Gloria Groove, Aretuza Lovi e Lia Clark não ostentam números tão grandiosos, mas isso não significa que não mereçam atenção. Na última segunda-feira, a primeira lançou o clipe para “Bumbum de Ouro”, que já conta com mais de 860 mil visualizações no Youtube e mais de um milhão de execuções no Spotify.

“A música surgiu da minha necessidade de fazer algo que comunicasse com todos os públicos, pois eu queria finalmente me sentir parte de um todo e considero que o Carnaval seria a hora perfeita para isso”, disse Gloria à revista QUEM. “Então, é com muito prazer que eu solto essa canção, composição minha e de Pablo Bispo. O vídeo é uma criação minha, que tenho muito orgulho e que traz brilho. Tudo o que a gente ama. Fico muito feliz por poder me expressar cada vez mais”.

A cantora deve lançar um novo álbum ainda em 2018, o substituto de “O Proceder”, mas antes disso, ela se apresentará no Carnaval de Salvador. Pouco poder, né?

Já Aretuza Lovi reuniu na faixa “Joga Bunda” as duas drag queens já citadas para fazer um mega hit. Só no Youtube, o clipe tem quase 9 milhões de visualizações, enquanto tem mais de 2,3 milhões de streamings no Spotify. E se você acha que o nome da música é apenas sobre dançar, saiba que é mais que isso.
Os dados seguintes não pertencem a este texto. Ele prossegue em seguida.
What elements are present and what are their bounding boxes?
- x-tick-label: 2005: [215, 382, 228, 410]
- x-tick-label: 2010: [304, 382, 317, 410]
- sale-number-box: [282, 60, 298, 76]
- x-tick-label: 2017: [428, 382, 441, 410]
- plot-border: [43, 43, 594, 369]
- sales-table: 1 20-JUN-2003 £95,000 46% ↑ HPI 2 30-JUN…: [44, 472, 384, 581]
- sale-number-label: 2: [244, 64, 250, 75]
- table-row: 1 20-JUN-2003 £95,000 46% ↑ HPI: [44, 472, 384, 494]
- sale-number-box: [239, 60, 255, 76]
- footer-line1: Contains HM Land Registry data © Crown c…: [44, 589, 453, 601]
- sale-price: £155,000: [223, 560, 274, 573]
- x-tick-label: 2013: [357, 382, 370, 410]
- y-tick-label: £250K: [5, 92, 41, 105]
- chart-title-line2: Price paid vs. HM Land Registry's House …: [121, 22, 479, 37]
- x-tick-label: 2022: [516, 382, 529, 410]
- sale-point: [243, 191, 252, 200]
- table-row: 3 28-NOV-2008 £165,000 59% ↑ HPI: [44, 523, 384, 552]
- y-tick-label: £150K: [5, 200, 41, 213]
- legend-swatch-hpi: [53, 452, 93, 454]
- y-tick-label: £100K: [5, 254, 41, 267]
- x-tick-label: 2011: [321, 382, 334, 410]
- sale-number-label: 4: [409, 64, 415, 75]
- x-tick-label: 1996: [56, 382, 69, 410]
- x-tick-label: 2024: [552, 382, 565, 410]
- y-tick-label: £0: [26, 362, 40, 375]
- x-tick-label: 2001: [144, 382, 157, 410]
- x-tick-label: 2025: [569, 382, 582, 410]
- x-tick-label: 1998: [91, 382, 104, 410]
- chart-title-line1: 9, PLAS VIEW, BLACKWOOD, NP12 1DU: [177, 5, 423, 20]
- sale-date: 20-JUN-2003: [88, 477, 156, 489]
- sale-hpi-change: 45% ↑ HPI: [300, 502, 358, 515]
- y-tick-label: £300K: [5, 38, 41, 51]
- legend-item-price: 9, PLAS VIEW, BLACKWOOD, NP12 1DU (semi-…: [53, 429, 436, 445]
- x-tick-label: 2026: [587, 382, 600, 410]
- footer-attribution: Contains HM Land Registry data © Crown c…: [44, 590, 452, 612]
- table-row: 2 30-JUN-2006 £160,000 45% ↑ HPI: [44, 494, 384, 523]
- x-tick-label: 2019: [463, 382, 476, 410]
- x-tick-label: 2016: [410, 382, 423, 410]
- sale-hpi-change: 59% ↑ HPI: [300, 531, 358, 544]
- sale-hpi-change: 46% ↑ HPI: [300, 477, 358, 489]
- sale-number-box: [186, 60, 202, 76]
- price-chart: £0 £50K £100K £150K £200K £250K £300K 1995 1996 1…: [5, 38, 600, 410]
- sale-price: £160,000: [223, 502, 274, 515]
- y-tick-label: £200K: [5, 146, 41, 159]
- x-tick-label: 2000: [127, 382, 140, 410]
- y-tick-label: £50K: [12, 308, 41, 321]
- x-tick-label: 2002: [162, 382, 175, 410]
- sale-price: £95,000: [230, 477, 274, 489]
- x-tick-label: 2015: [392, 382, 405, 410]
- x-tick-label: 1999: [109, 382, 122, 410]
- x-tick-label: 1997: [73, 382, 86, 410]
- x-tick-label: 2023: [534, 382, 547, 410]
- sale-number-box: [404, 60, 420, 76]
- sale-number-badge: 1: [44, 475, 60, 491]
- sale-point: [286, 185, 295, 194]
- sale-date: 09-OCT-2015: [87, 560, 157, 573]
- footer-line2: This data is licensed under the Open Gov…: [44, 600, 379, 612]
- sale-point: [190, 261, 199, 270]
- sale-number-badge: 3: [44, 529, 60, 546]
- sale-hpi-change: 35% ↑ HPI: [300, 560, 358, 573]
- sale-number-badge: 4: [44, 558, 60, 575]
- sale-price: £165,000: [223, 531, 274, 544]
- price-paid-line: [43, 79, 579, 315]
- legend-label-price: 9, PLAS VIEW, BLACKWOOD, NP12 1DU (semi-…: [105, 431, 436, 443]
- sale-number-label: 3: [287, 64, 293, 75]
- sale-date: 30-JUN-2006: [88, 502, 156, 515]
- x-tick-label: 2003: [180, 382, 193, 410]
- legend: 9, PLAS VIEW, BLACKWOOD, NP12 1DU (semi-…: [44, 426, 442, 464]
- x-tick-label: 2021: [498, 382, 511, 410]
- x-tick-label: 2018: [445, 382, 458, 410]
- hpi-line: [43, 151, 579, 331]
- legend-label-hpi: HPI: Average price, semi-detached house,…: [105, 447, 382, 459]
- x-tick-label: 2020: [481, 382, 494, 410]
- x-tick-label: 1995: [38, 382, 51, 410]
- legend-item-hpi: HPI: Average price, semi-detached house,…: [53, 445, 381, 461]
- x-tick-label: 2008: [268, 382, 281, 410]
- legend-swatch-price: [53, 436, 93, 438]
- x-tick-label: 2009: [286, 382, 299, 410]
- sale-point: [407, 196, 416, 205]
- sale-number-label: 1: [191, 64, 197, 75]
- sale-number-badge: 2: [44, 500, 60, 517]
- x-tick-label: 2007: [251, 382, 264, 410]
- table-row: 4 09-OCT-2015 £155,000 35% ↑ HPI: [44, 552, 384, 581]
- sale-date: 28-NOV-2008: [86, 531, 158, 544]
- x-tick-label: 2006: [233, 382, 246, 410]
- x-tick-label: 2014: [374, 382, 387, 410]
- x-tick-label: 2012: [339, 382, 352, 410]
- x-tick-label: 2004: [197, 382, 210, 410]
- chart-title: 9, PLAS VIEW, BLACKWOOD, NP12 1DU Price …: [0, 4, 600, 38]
“É uma atitude. A gente não levou no sentido literal do movimento de suas nádegas. Você pode jogar a bunda na cara do preconceito, da intolerância, do ódio gratuito, das pessoas que não te aceitam. Isso trata de empoderamento”, contou a cantora ao G1.

Se é empoderamento ou não, vai de cada um. Certo mesmo é que ela também vai lançar um disco neste ano, com parcerias de Solange Almeida e Iza.
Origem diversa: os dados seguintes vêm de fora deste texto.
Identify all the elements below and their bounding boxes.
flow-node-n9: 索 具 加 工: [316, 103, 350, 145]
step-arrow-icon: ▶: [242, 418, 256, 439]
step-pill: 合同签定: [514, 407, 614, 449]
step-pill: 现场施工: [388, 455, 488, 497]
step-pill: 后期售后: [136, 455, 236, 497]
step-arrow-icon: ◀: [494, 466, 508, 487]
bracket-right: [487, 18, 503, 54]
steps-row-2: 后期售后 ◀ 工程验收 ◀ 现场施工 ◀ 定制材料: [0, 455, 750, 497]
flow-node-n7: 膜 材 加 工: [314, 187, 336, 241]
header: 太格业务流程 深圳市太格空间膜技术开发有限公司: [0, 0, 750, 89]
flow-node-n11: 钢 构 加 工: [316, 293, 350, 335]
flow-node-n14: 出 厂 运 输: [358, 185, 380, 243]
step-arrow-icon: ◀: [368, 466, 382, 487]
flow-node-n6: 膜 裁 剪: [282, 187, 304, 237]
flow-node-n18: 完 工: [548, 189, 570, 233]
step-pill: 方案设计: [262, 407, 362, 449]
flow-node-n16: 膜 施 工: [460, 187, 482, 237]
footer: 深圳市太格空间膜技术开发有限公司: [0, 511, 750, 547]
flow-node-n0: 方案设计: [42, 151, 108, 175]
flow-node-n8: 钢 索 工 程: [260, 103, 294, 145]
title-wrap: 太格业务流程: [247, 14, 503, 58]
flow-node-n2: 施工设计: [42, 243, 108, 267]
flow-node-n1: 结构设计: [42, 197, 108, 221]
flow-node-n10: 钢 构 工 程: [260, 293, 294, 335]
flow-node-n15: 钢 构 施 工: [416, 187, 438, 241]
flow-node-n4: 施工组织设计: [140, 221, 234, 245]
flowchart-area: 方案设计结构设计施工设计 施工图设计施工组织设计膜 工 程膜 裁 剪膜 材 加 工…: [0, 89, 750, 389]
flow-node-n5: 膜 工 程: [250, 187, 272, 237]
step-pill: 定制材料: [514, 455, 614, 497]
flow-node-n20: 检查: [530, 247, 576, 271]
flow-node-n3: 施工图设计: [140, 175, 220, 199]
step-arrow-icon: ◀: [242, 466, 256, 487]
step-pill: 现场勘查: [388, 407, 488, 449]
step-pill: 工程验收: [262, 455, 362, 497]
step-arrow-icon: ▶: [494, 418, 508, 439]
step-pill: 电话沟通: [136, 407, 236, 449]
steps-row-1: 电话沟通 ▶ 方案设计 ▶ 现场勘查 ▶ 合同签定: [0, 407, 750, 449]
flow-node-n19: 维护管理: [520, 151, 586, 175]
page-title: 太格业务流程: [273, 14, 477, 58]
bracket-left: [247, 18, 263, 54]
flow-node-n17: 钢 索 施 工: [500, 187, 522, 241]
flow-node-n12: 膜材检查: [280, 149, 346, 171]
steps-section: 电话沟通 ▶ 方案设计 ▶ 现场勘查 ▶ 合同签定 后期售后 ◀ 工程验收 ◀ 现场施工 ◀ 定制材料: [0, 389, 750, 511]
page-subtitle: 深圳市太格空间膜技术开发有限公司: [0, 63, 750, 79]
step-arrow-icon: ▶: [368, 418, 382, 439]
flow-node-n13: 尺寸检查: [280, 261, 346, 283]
E Lia Clark, que estourou em 2017 com “Chifrudo”, manteve um ano cheio de trabalho e, em 2018, apareceu com “Tipo de Garota”, cujo clipe já conta com mais de 1 milhão de visualizações, e a faixa tem mais de 327 mil plays no Spotify.
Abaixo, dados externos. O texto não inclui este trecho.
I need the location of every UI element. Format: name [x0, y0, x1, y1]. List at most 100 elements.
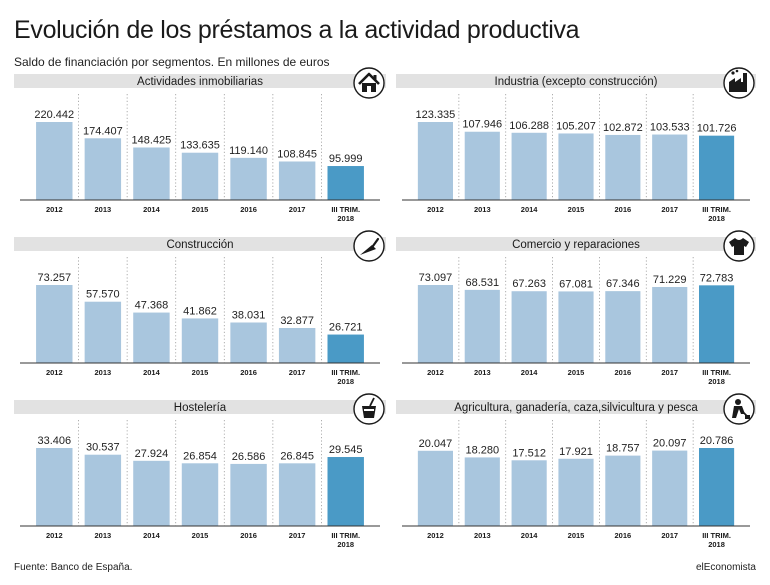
bar-value-label: 103.533 [650, 122, 690, 134]
bar-2016 [605, 455, 641, 526]
chart-header-band [396, 74, 756, 88]
bar-iii-trim-2018 [327, 166, 364, 200]
chart-header-band [396, 237, 756, 251]
chart-panel-agricultura: Agricultura, ganadería, caza,silvicultur… [396, 393, 756, 549]
bar-value-label: 123.335 [416, 109, 456, 121]
bar-value-label: 220.442 [34, 109, 74, 121]
bar-2015 [558, 291, 594, 363]
bar-2015 [558, 458, 594, 526]
chart-title-construcci-n: Construcción [166, 239, 233, 251]
x-tick-label: 2017 [289, 531, 306, 540]
chart-panel-construccion: Construcción 73.257 2012 57.570 2013 47.368 20… [14, 230, 386, 386]
bar-2013 [464, 131, 500, 200]
bar-value-label: 17.921 [559, 446, 593, 458]
bar-value-label: 133.635 [180, 140, 220, 152]
bar-value-label: 67.263 [512, 278, 546, 290]
bar-2013 [84, 138, 122, 200]
bar-2013 [84, 301, 122, 363]
x-tick-label: 2015 [192, 368, 209, 377]
chart-title-comercio-y-reparaciones: Comercio y reparaciones [512, 239, 640, 251]
x-tick-label: 2015 [568, 205, 585, 214]
x-tick-label: 2013 [474, 368, 491, 377]
bar-2014 [133, 147, 170, 200]
bar-value-label: 38.031 [232, 310, 266, 322]
x-tick-label: 2012 [427, 531, 444, 540]
bar-value-label: 47.368 [135, 300, 169, 312]
bar-2016 [230, 157, 267, 200]
x-tick-label: III TRIM. [331, 368, 360, 377]
bar-2013 [84, 454, 122, 526]
bar-2014 [133, 460, 170, 526]
x-tick-label: 2013 [95, 531, 112, 540]
bar-2014 [133, 312, 170, 363]
bar-2016 [605, 134, 641, 200]
bar-value-label: 26.586 [232, 451, 266, 463]
bar-2012 [417, 285, 453, 363]
x-tick-label: 2014 [143, 531, 161, 540]
x-tick-label: 2018 [337, 377, 354, 386]
x-tick-label: 2017 [661, 205, 678, 214]
trowel-icon [353, 230, 385, 262]
chart-panel-hosteleria: Hostelería 33.406 2012 30.537 2013 27.924 2014… [14, 393, 386, 549]
bar-value-label: 18.280 [465, 444, 499, 456]
x-tick-label: 2013 [474, 205, 491, 214]
bar-2016 [605, 291, 641, 363]
bar-2015 [181, 318, 219, 363]
chart-panel-actividades-inmobiliarias: Actividades inmobiliarias 220.442 2012 174.… [14, 67, 386, 223]
bar-value-label: 102.872 [603, 122, 643, 134]
x-tick-label: III TRIM. [702, 205, 731, 214]
bar-iii-trim-2018 [327, 457, 364, 526]
bar-value-label: 68.531 [465, 277, 499, 289]
bar-value-label: 20.097 [653, 438, 687, 450]
x-tick-label: 2012 [46, 531, 63, 540]
bar-value-label: 26.845 [280, 450, 314, 462]
bar-value-label: 148.425 [132, 134, 172, 146]
x-tick-label: 2015 [568, 368, 585, 377]
bar-value-label: 57.570 [86, 289, 120, 301]
bar-value-label: 107.946 [462, 119, 502, 131]
bar-2017 [278, 463, 316, 526]
chart-title-agricultura-ganader-a-caza-silvicultura-y-pesca: Agricultura, ganadería, caza,silvicultur… [454, 402, 698, 414]
bar-2015 [181, 463, 219, 526]
bar-value-label: 119.140 [229, 145, 268, 157]
x-tick-label: 2012 [427, 205, 444, 214]
bar-2013 [464, 457, 500, 526]
x-tick-label: 2016 [240, 531, 257, 540]
x-tick-label: 2012 [46, 368, 63, 377]
x-tick-label: 2014 [143, 368, 161, 377]
bar-2012 [36, 122, 73, 200]
bar-iii-trim-2018 [327, 334, 364, 363]
chart-title-hosteler-a: Hostelería [174, 402, 227, 414]
bar-value-label: 101.726 [697, 123, 737, 135]
bar-2012 [417, 450, 453, 526]
chart-title-actividades-inmobiliarias: Actividades inmobiliarias [137, 76, 263, 88]
x-tick-label: 2014 [521, 531, 539, 540]
bar-2016 [230, 322, 267, 363]
x-tick-label: 2016 [240, 205, 257, 214]
footer-source: Fuente: Banco de España. [14, 562, 133, 573]
bar-2014 [511, 291, 547, 363]
bar-iii-trim-2018 [699, 448, 735, 526]
bar-value-label: 71.229 [653, 274, 687, 286]
bar-value-label: 30.537 [86, 442, 120, 454]
x-tick-label: 2014 [521, 205, 539, 214]
chart-panel-comercio: Comercio y reparaciones 73.097 2012 68.531 2… [396, 230, 756, 386]
x-tick-label: 2015 [192, 531, 209, 540]
tshirt-icon [723, 230, 755, 262]
bar-value-label: 73.257 [37, 272, 71, 284]
chart-header-band [14, 237, 386, 251]
chart-panel-industria: Industria (excepto construcción) 123.335 2… [396, 67, 756, 223]
bar-2012 [36, 285, 73, 363]
bar-value-label: 72.783 [700, 272, 734, 284]
x-tick-label: III TRIM. [702, 368, 731, 377]
bar-value-label: 29.545 [329, 444, 363, 456]
page-subtitle: Saldo de financiación por segmentos. En … [14, 55, 330, 69]
bar-value-label: 32.877 [280, 315, 314, 327]
bar-value-label: 20.047 [419, 438, 453, 450]
x-tick-label: 2018 [708, 377, 725, 386]
bar-value-label: 26.721 [329, 322, 363, 334]
bar-2017 [652, 450, 688, 526]
bar-value-label: 67.081 [559, 278, 593, 290]
x-tick-label: III TRIM. [331, 531, 360, 540]
x-tick-label: 2015 [568, 531, 585, 540]
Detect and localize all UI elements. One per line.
Tá na hora é de sair um álbum completo dela! 

Mas, por mais que números sejam bacanas, o legal mesmo é vê-las criando um conteúdo que tem sido consumido de norte ao sul do Brasil, representando uma minoria que ainda luta por visibilidade e direitos. Se há um meio de unir as pessoas, a música é, com certeza, uma das melhores formas. 

E nesse específico caso, essas quatro drag queens transmitem essa mensagem de aceitação e respeito para um país inteiro, enquanto colocam todo mundo pra dançar. Vamos torcer pra que isso dure o ano todo.